Just as in the 2004 and 2006 elections, there are plausible explanations for all of the New Hampshire “discrepancies” cited by Rep. Kucinich and the Netroots. Obama did garner higher totals in rural places where votes were hand counted, and Clinton did better in urban areas with electronic voting machines. But Republicans John McCain and Mike Huckabee also showed more strength in rural areas than in larger cities, while Mitt Romney fared better in urban areas. As Ron Paul, the Republican/libertarian candidate, noted in dismissing suggestions of fraud: “Results almost always vary between urban and rural areas.” Voters in different places may prefer different candidates. Demographics represent a more likely cause for any geographical disparities than any sinister plot to hack voting machine software to shift votes from one candidate to another. (It should be noted that Republican Albert Howard of Michigan, who received 44 votes in the primary, is paying for a recount of the GOP ballots.)

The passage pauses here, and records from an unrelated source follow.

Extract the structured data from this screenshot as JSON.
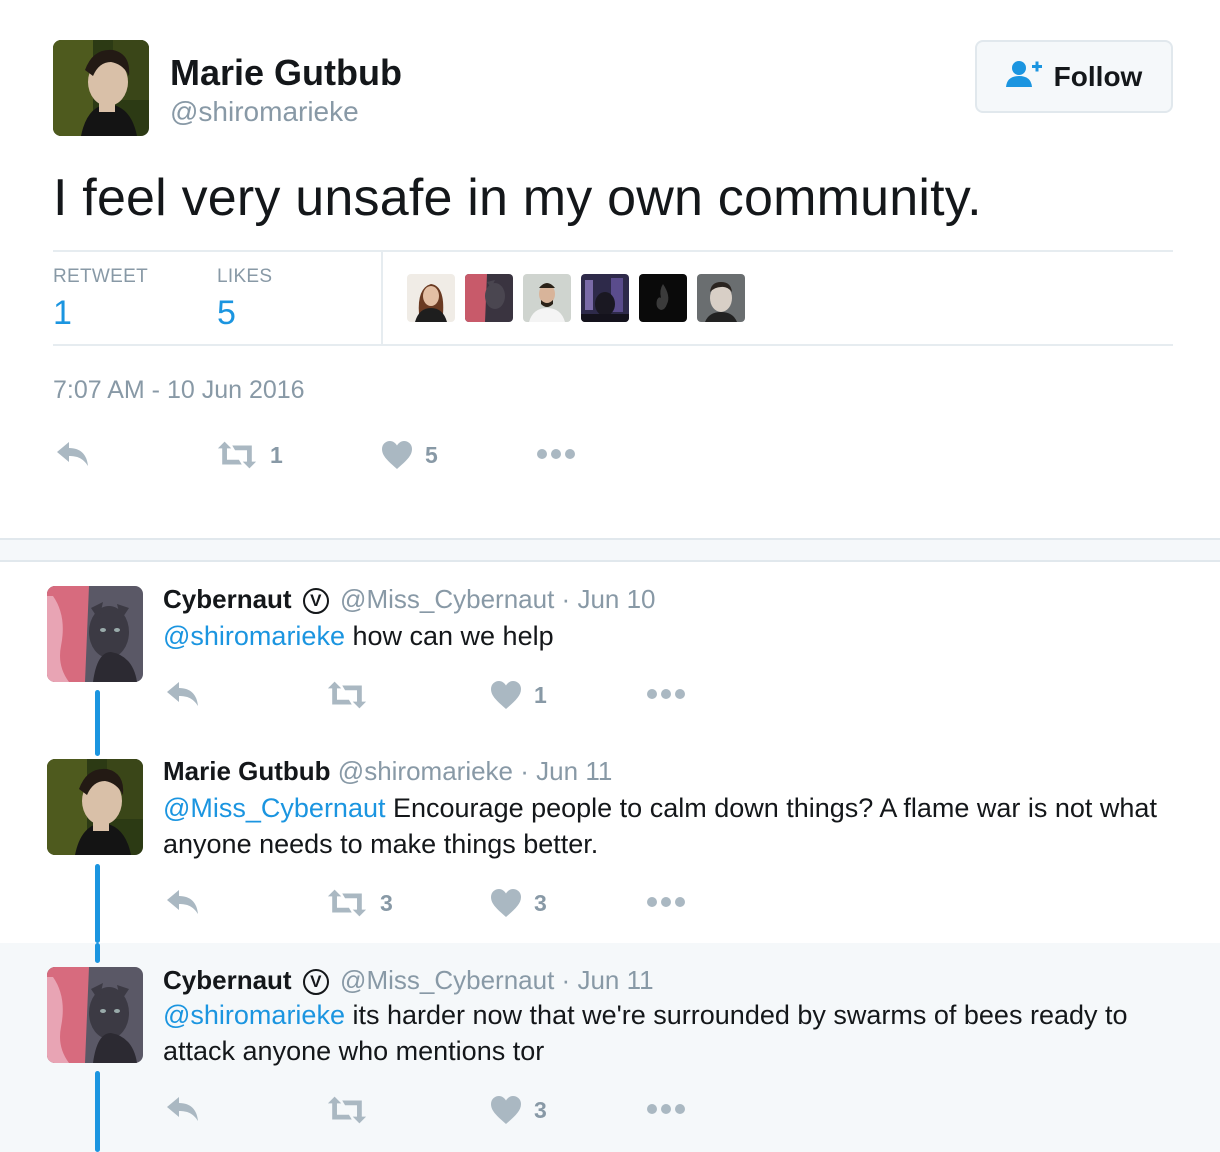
{
  "main_tweet": {
    "author_name": "Marie Gutbub",
    "author_handle": "@shiromarieke",
    "follow_label": "Follow",
    "text": "I feel very unsafe in my own community.",
    "stats": {
      "retweet_label": "RETWEET",
      "retweet_count": "1",
      "likes_label": "LIKES",
      "likes_count": "5"
    },
    "timestamp": "7:07 AM - 10 Jun 2016",
    "actions": {
      "retweet_count": "1",
      "like_count": "5"
    }
  },
  "replies": [
    {
      "name": "Cybernaut",
      "verified_mark": "V",
      "handle": "@Miss_Cybernaut",
      "separator": "·",
      "date": "Jun 10",
      "mention": "@shiromarieke",
      "text": " how can we help",
      "retweet_count": "",
      "like_count": "1"
    },
    {
      "name": "Marie Gutbub",
      "handle": "@shiromarieke",
      "separator": "·",
      "date": "Jun 11",
      "mention": "@Miss_Cybernaut",
      "text": " Encourage people to calm down things? A flame war is not what anyone needs to make things better.",
      "retweet_count": "3",
      "like_count": "3"
    },
    {
      "name": "Cybernaut",
      "verified_mark": "V",
      "handle": "@Miss_Cybernaut",
      "separator": "·",
      "date": "Jun 11",
      "mention": "@shiromarieke",
      "text": " its harder now that we're surrounded by swarms of bees ready to attack anyone who mentions tor",
      "retweet_count": "",
      "like_count": "3"
    }
  ],
  "icons": {
    "reply": "reply-icon",
    "retweet": "retweet-icon",
    "like": "heart-icon",
    "more": "more-icon",
    "follow": "add-user-icon"
  },
  "colors": {
    "accent": "#1b95e0",
    "muted": "#8899a6",
    "text": "#14171a",
    "highlight_bg": "#f5f8fa"
  }
}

And the gap between opinion polls and final Democratic vote wasn’t as stunning as Kucinich has suggested. While pre-vote polls favored Obama, polling firms apparently stopped surveying too early, missing a late swing to Clinton by women voters. The polls also relied on outdated turnout models. What about those exit polls allegedly favoring Obama? Salon’s Farhad Manjoo reports that it wasn’t so: news network analysts regarded the Clinton-Obama race as too close to call based on the available survey data.

If Kucinich had looked at the New Hampshire results dispassionately he could have saved his struggling campaign the $27,000 it ponied up for the recount. But the Ohio Congressman is pandering to the Netroots. He is now calling for a “complete and accurate recount of all ballots,” justified, he says, by the slightly changed vote totals in the initial recount, to be paid for by New Hampshire. That unwillingness to accept the results isn’t surprising. Even before the recount had commenced, had begun questioning the chain of custody of the ballots. After all, the thinking goes, why wouldn’t the sinister forces that fixed an election, rig the recount to cover their tracks?

Such paranoia stems from eight years of powerlessness, and eight years of assuming the worst about the country’s leadership. This Netroots culture of conspiracy and its “sullen childishness” will prove problematic for the Democrats in the future. If Campaign 2008 features any more narrow primary victories by Clinton over Obama, look for fresh allegations of vote fraud from the angry Left. If this scenario unfolds, and Clinton nevertheless wins the nomination, will her victory be regarded as illegitimate by elements of her own party? And what might that mean in November?